MOTIFS ET DISPOSITIF DU JUGEMENT
LE JUGE PINARD :
[1] Un juge de la citoyenneté a, le 1er novembre 1996, rejeté la demande de l'appelante en vue d'obtenir la citoyenneté canadienne pour les motifs que cette dernière avait fait défaut de se conformer aux alinéas 5(1)d) et 5(1)e)1 de la Loi sur la citoyenneté (la "Loi").
[2] Il s'agit ici d'une procédure à caractère de novo. Comme à toute fin pratique l'appelante ne connaît ni l'anglais ni le français, un de ses fils a été assermenté et a agi comme interprète lors de l'audition du présent appel. Interrogée devant moi par l'amicus curiae, l'appelante n'a pas démontré avoir acquis une connaissance suffisante de l'une des deux langues officielles ni une connaissance suffisante du Canada ainsi que des responsabilités et privilèges de la citoyenneté canadienne.
[3] Le juge de la citoyenneté n'ayant pas recommandé au ministre responsable de dispenser l'appelante, pour des raisons humanitaires, des exigences relatives à la langue et aux connaissances du Canada, j'entends maintenant considérer s'il existe des circonstances spéciales pouvant justifier semblable recommandation (au sujet de la compétence de cette Cour à cet égard, voir la décision du juge en chef adjoint Thurlow dans l'affaire Re Dr.

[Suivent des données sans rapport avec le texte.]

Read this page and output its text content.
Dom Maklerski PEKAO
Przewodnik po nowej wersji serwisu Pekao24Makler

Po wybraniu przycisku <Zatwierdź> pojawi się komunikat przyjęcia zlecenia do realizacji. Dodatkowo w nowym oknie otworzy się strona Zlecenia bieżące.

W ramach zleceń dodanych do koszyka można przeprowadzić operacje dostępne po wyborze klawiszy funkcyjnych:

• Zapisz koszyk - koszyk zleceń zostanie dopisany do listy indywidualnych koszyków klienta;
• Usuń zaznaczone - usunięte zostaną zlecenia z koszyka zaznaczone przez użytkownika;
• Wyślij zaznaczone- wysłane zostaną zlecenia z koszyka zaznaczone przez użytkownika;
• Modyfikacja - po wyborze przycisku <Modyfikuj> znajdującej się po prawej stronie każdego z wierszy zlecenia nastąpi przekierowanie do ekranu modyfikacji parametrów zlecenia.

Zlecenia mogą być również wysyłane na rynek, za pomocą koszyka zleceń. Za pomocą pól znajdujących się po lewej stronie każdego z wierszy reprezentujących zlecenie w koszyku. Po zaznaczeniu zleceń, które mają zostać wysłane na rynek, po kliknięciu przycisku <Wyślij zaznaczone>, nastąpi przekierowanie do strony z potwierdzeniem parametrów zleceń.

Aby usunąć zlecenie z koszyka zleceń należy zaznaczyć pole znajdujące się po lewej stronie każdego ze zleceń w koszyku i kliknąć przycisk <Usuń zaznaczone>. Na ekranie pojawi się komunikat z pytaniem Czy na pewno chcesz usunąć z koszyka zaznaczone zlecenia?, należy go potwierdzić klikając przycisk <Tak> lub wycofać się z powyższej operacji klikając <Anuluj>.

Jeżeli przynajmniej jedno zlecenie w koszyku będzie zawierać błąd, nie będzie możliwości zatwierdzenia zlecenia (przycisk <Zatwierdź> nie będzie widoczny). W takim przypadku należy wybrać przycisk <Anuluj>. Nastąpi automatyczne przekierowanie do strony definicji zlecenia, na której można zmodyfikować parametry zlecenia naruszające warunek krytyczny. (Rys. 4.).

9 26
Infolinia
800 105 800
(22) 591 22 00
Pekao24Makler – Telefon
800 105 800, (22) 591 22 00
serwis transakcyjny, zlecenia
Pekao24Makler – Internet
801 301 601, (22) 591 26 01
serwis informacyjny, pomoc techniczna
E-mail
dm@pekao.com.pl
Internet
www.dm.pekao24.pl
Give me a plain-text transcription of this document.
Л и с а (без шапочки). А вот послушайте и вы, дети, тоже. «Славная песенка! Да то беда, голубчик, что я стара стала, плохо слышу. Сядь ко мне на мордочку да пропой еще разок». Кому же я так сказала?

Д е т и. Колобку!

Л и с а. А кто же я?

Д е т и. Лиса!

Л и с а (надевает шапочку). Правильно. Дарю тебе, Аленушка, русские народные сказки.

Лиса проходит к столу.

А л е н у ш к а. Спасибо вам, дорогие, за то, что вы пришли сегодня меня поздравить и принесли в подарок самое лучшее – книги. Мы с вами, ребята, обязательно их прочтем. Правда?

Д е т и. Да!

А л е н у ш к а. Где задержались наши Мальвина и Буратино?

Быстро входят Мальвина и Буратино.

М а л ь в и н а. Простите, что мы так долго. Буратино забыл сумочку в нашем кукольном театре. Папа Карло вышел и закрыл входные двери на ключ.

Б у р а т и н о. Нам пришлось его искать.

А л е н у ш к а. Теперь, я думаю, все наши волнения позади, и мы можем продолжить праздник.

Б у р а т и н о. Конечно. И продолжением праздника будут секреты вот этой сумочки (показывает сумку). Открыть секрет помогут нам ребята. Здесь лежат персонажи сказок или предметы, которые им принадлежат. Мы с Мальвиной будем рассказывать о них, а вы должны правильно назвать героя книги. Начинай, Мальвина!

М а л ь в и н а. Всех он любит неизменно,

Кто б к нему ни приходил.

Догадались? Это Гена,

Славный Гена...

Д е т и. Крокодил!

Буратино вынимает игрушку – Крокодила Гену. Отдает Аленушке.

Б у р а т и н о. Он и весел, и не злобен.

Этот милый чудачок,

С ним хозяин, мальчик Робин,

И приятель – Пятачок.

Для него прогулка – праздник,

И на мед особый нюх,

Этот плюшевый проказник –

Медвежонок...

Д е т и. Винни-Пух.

Aurelio Salon, Jr. (1978), 88 D.L.R. (3d) 238).
[4] L'appelante n'a jamais fréquenté l'école de sa vie. Elle est analphabète et n'a jamais travaillé à l'extérieur du foyer familial. Elle s'est mariée à 14 ans, a accouché de 15 enfants et en a élevé 11. Ceux-ci, de même que son époux, un retraité âgé de 60 ans, sont tous citoyens canadiens. L'appelante est maintenant âgée de 55 ans, est entourée de sa famille et ne sort jamais seule.
[5] Compte tenu de ces circonstances particulières, je ne crois pas que refuser à l'appelante la citoyenneté canadienne puisse servir quelque intérêt. Je suis donc d'avis qu'il s'agit ici d'un cas où, pour des raisons humanitaires, l'appelante devrait être dispensée des exigences édictées aux alinéas 5(1)d) et 5(1)e) de la Loi sur la citoyenneté.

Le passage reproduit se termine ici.